No hay melancolía más grave que la provocada por la ausencia de un futuro con unas mínimas ilusiones. Por el futuro se puede sentir nostalgia igual que por el pasado. Y en esta crisis política y económica, además de la pobreza, el desempleo, la corrupción y las humillaciones de la vida laboral, está haciendo mucho daño la nostalgia de futuro. Sí, el futuro ha dejado de estar en su sitio. Ya no parece ese lugar de avance histórico disciplinado según lo imaginaron la diversas mentalidades progresistas. La sociedad no camina en línea recta. A veces se queda paralizada y a veces da marcha atrás a causa de una actualización decidida de la desigualdad y la barbarie.
Las ilusiones revolucionarias se atrevieron a profetizar un porvenir utópico. El temor del poder capitalista a las movilizaciones obreras buscó un pacto de convivencia en el Estado del bienestar. Durante el tiempo de la revolución o de los equilibrios sociales fue lógico pensar en el mañana como una versión perpetuamente mejorada del hoy. Aunque los días llegasen repletos de dificultades y sacrificios, los padres trabajaban con el derecho a pensar que sus hijos iban a vivir mejor que ellos. Esa idea no puede sostenerse ahora en la lucidez. Queda reducida –para quien quiera abandonar el hastío y la fatalidad- a la esfera de las convicciones éticas, como un valor político de compromiso social.
El historiador Josep Fontana acaba de publicar El futuro es un país extraño (Ediciones de Pasado y Presente, 2013), un libro en el que reflexiona sobre la crisis social de comienzos del siglo XXI. El panorama parece propio de una novela de terror. Pero no hay ninguna voluntad catastrofista en la meditación argumentada del historiador. Los datos minuciosos, los documentos de primera mano, los informes institucionales y las opiniones de muchos economistas, periodistas, historiadores, sociólogos y políticos confirman la realidad desoladora de un mundo en el que las élites económicas han conseguido imponer la lógica de la desigualdad. Desde la perspectiva de los acontecimientos actuales, el futuro nos destituye como ciudadanos y nos convierte en material de acoso y derribo. Más paro, más pobreza, menos derechos, más impunidad para el trono de los especuladores y una liquidación real de la democracia. Ese es el horizonte.
El desmantelamiento del Estado y la privatización de la sanidad y la educación pública se aceleran en esta lógica. Pero hay un fenómeno anterior que no conviene olvidar porque está en la raíz del ciudadano destituido: la privatización de la política. Las decisiones que han permitido poner las leyes sociales al servicio del poder financiero y del empobrecimiento de los ciudadanos provienen de una calculada privatización de la política. Los lobbyists invierten cientos de millones en comprar políticos y en imponer decisiones que marcan el trato a los bancos y a los grandes empresarios, la degradación de las condiciones laborales, la conversión en negocios privados de lo que pertenecía al servicio público y la falta de límites para las agresiones ecológicas.

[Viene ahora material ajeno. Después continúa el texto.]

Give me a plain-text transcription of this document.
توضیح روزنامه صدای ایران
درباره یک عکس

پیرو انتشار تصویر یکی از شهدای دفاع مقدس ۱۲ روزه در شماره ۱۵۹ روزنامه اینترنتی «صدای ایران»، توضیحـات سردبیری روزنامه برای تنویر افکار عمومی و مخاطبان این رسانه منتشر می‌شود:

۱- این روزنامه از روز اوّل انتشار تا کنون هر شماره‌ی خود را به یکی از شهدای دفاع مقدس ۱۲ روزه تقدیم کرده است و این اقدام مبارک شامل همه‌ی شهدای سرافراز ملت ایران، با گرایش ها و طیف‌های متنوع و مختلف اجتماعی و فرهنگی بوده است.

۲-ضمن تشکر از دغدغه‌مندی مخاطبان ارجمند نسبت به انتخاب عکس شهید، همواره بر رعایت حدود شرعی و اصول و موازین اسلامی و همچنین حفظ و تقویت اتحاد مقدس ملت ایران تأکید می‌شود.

A la privatización de la política pertenece también la alarmante falta de preparación y el bajo nivel intelectual de muchos responsables públicos. Dan Quayle, todo un vicepresidente norteamericano, fue incapaz de deletrear en la palabra “patata”. Basta leer un periódico para constatar el alto porcentaje de cretinos que representan al Estado. Parecen tonto o poetas platónicos. No importa que hagan el ridículo. Mejor si son pánfilos, porque así desacreditan la política y cumplen sin interferencias el soplo de sus dioses.
De poco van a servir las protestas y las nuevas formas de rebeldía si no consiguen nacionalizar de nuevo la política para devolvérsela a los ciudadanos. Joseph Fontana, historiador admirable y riguroso, no hace profecías, pero comprueba que la fuerza mayor del capitalismo es su apropiación de la política y concluye que “la situación sólo puede ser modificada o corregida mediante una acción política”.
Defender una sociedad más justa significa recordar que los derechos son la consecuencia de la lucha. Sin acción sindical no se hubiera conseguido nunca en Europa la dignidad laboral que ahora se pierde. Pero conviene recordar que los triunfos de la lucha obrera necesitaron un cauce político para intervenir en las instituciones. Despreciar la política o caer en la trampa de apoyar a partidos que llevan décadas al servicio de los poderes financieros supondrá hacer del futuro no ya un país extraño, sino un planeta inhabitable.